Government plans for a register of children not in school could put families off seeking help from local services, data privacy and human rights campaigners have warned.
The Counting Children Coalition has also questioned plans by ministers to amend their own schools bill this afternoon to give them the power to require councils to collect data on pupils’ protected characteristics, such as race, religion and sexual orientation.
The government announced plans for a register of children not in school in 2019, but the policy was not set in motion until this year.
The schools bill, which will continue its report stage in the House of Lords today, will create a legal duty for councils to maintain such a register, and a duty on parents to supply information for it.
The government says the register will “stop children dropping off the radar and becoming vulnerable to poor standards of education or risks to their safety and wellbeing”.
But a coalition of campaign groups, including Defend Digital Me, Liberty, Square Peg and the Victoria Climbié Foundation UK has written to education secretary James Cleverly, demanding the removal of the “dangerous new registration duties on parents” from the bill.
Their fears come after a damning audit report from the Information Commissioner’s Office in 2020, which ruled that the Department for Education broke data protection laws in the way it handles pupil data.

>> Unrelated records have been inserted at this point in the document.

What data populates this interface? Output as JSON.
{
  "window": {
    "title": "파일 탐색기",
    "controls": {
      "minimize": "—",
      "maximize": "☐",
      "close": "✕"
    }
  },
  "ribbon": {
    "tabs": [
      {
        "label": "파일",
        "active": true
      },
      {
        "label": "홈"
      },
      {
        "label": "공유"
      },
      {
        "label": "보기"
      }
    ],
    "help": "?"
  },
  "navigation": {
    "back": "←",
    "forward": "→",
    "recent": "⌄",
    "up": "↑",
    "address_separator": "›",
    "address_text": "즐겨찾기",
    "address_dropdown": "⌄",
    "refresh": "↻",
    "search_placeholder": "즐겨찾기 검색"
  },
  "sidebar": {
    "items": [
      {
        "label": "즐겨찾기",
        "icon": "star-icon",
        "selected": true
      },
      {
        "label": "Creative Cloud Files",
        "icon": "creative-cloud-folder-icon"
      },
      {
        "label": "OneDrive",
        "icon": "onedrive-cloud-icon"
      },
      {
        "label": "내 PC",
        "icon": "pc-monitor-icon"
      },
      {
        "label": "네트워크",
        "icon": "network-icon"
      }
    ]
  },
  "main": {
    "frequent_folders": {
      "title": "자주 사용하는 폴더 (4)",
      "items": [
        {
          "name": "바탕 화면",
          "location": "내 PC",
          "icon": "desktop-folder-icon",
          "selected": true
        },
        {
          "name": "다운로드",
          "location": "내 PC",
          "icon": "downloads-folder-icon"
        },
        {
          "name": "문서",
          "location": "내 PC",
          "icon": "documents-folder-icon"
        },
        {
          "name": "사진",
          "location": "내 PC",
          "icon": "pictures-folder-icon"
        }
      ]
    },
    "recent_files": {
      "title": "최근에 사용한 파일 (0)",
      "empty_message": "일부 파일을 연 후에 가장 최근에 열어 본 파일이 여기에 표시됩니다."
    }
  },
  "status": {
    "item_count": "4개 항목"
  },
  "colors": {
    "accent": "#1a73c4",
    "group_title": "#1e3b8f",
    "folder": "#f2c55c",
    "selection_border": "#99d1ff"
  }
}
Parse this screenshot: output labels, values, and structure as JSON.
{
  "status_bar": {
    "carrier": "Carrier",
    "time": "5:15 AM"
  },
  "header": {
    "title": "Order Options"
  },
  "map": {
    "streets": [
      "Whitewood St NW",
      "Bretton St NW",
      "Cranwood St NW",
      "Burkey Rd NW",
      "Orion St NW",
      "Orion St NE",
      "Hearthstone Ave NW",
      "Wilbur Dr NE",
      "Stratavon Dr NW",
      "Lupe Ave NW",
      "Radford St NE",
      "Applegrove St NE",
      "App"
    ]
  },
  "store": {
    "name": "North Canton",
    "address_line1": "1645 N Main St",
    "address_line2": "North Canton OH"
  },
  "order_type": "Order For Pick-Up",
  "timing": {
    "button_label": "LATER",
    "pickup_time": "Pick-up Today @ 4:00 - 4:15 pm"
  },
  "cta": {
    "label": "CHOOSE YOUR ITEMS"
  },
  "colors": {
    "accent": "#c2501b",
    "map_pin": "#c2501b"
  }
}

Register plan follows botched nationality collection
The government was forced to admit after a lengthy freedom of information battle with Schools Week at the time that it had intended to share the data with the Home Office for immigration control purposes.
The data collection was abandoned in 2018 after schools refused to participate, and the data was finally deleted from the national pupil database last year.
But campaigners fear a repeat of the ordeal, and warned Cleverly that “fear of punitive overreach from other authorities, including the police accessing these records, will dissuade some families from seeking contact and support they receive today from local services including public health”.
Ministers have also announced plans to move to a system of e-registers for monitoring school attendance, and hand councils and schools a legal responsibility to “consider” fines for pupils absent for long periods and taking unauthorised holiday.
But the coalition warned that this “more rapid route to criminalisation for non-attendance” would wipe out “hard-won trust” between schools and parents of children with irregular attendance patterns because of long-term illness or additional needs.
“The Department for Education already holds a huge amount of data on children,” said Jen Persson, director of Defend Digital Me.
“The measures in this bill, along with the real-time national attendance tracking of millions of pupils the DfE has already begun without informing families, takes this to ever more worrying levels.”
DfE wants protected characteristics data
In response to fears that the original schools bill would create “broad power” for the government to demand councils collect any information about children it sees fit, academies minister Baroness Barran will seek to amend the legislation this afternoon.
But her amendment, if passed, would give the government to require councils to collect data on pupils’ protected characteristics, “within the meaning of the Equality Act 2010”.
The act defines protected characteristics as age, disability, gender reassignment, marriage and civil partnership, pregnancy and maternity, race, religion or belief, sex, and sexual orientation.
In a briefing for peers, seen by Schools Week, the coalition questioned the need for these powers, warning that collection of such data was “unnecessary at national level for non-direct care of children”.
“The local authorities and Department for Education should receive such data as statistics, not raw data attached to individual names so that they are unable to give away this highly sensitive data at identifying pupil level.”
In another amendment due to be discussed the afternoon, the government will attempt to reassure the public that “no information” from its new register will be published in a form which identifies a child or parent.
But the coalition warned that the bill still “leaves open for the local authority and/or DfE to copy and paste the model used for distribution of the personal confidential data of over 21 million people in the national pupil database”.
The DfE said last month it would only share data from the register “where it is lawful, secure and ethical to do so”.
“Any information shared with the department will also be collected and processed in line with GDPR and subject to a data protection regulations.”